Mind you, that rule should probably break down if it’s getting to the end of the month and I haven’t finished the story I’m working on. Astute minds will notice that is the case here; I’m going to have to haul tail pretty fast these next few days to get it done. But in my fiction-writing life (as well as other things), I’m addicted to the opposite of the all-nighter: I tend to drive myself halfway into the ground in order to make sure I finish before deadline. This is a habit I could benefit from breaking. Let’s recharge for a couple of days, before charging onward.

It’s a nice theory. We’ll see how it works out for me this week.

Hee!

From a review of my short story “Letter Found in a Chest Belonging to the Marquis de Montseraille Following the Death of That Worthy Individual”:

“. . . has the feel of a counterfactual, but I Googled it and there is no such person.”

It wasn’t my explicit intent to present this story as some kind of alternate history, but the instant I read this line, I realized that was the general vibe I wanted it to have. So: wiktory! The reviewer calls the story “very elegant,” too, so a win all around.

***

Yesterday, while deleting “Tower in Moonlight” from my submissions tracker, I realized I have fewer than ten short stories out on the market. I don’t think that’s been true since spring of 2002, when I went on a big story-writing binge and knocked out six in eight weeks; my stubbornness about selling those early stories, plus other binges on later occasions, have kept my inventory pretty well stocked. But my recent short-fiction drought, coupled with the tendency of my newer pieces to sell faster (yes, Swan, you are getting better at this game), means I’m down to nine.

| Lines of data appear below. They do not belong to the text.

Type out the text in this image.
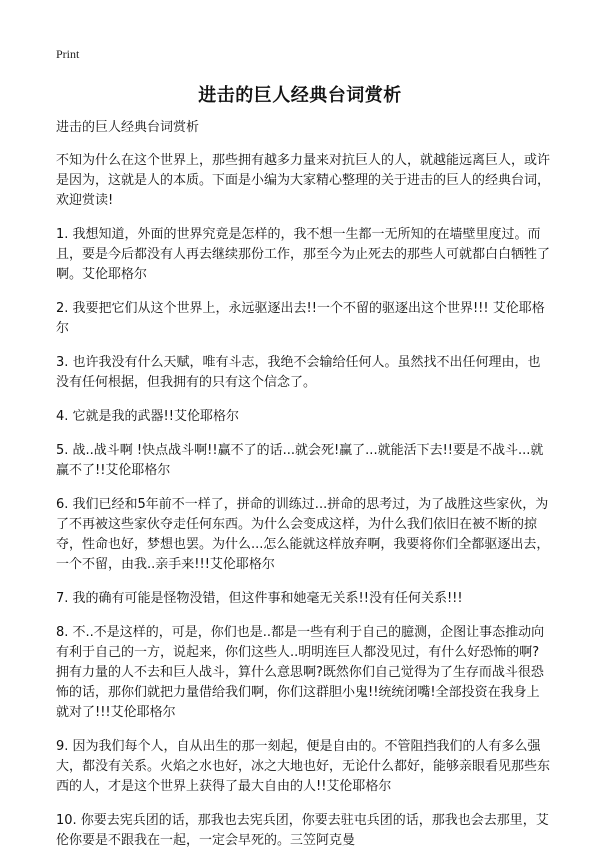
Print
进击的巨人经典台词赏析

进击的巨人经典台词赏析

不知为什么在这个世界上，那些拥有越多力量来对抗巨人的人，就越能远离巨人，或许是因为，这就是人的本质。下面是小编为大家精心整理的关于进击的巨人的经典台词，欢迎赏读!

1. 我想知道，外面的世界究竟是怎样的，我不想一生都一无所知的在墙壁里度过。而且，要是今后都没有人再去继续那份工作，那至今为止死去的那些人可就都白白牺牲了啊。艾伦耶格尔

2. 我要把它们从这个世界上，永远驱逐出去!!一个不留的驱逐出这个世界!!! 艾伦耶格尔

3. 也许我没有什么天赋，唯有斗志，我绝不会输给任何人。虽然找不出任何理由，也没有任何根据，但我拥有的只有这个信念了。

4. 它就是我的武器!!艾伦耶格尔

5. 战..战斗啊 !快点战斗啊!!赢不了的话...就会死!赢了...就能活下去!!要是不战斗...就赢不了!!艾伦耶格尔

6. 我们已经和5年前不一样了，拼命的训练过...拼命的思考过，为了战胜这些家伙，为了不再被这些家伙夺走任何东西。为什么会变成这样，为什么我们依旧在被不断的掠夺，性命也好，梦想也罢。为什么...怎么能就这样放弃啊，我要将你们全都驱逐出去，一个不留，由我..亲手来!!!艾伦耶格尔

7. 我的确有可能是怪物没错，但这件事和她毫无关系!!没有任何关系!!!

8. 不..不是这样的，可是，你们也是..都是一些有利于自己的臆测，企图让事态推动向有利于自己的一方，说起来，你们这些人..明明连巨人都没见过，有什么好恐怖的啊?拥有力量的人不去和巨人战斗，算什么意思啊?既然你们自己觉得为了生存而战斗很恐怖的话，那你们就把力量借给我们啊，你们这群胆小鬼!!统统闭嘴!全部投资在我身上就对了!!!艾伦耶格尔

9. 因为我们每个人，自从出生的那一刻起，便是自由的。不管阻挡我们的人有多么强大，都没有关系。火焰之水也好，冰之大地也好，无论什么都好，能够亲眼看见那些东西的人，才是这个世界上获得了最大自由的人!!艾伦耶格尔

10. 你要去宪兵团的话，那我也去宪兵团，你要去驻屯兵团的话，那我也会去那里，艾伦你要是不跟我在一起，一定会早死的。三笠阿克曼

Which, y’know, isn’t a small number. But it keeps shrinking, and I keep not putting new stories on the market; other than “Once a Goddess,” — which sold three weeks after I finished the draft, not helping the problem — I haven’t put anything new into circulation for over a year.

I think that when I complete this current piece (and give the stupid thing a title), I’m going to make myself revise “On the Feast of the Firewife” before I start anything new. Or “Footsteps,” which last time I checked just needed a better last line or something. Or give “The Memories Rise to Hunt” to my new critique group and see if this time we can figure out what that story needs in order to work — a question I’ve been pondering for far too long now. Or even “Sciatha Reborn,” except what that one needs is for me to finish fixing its world, and that might be more work than I can really do right now.

<scrounges through list of completed stories for other things that ought to have gone out the door ages ago>

Righty. All of that is a good idea, but first, this stupid novelette-maybe-novella needs finishing. I’m pretty sure I have at least six scenes left, which means we’ve still got a ways to go.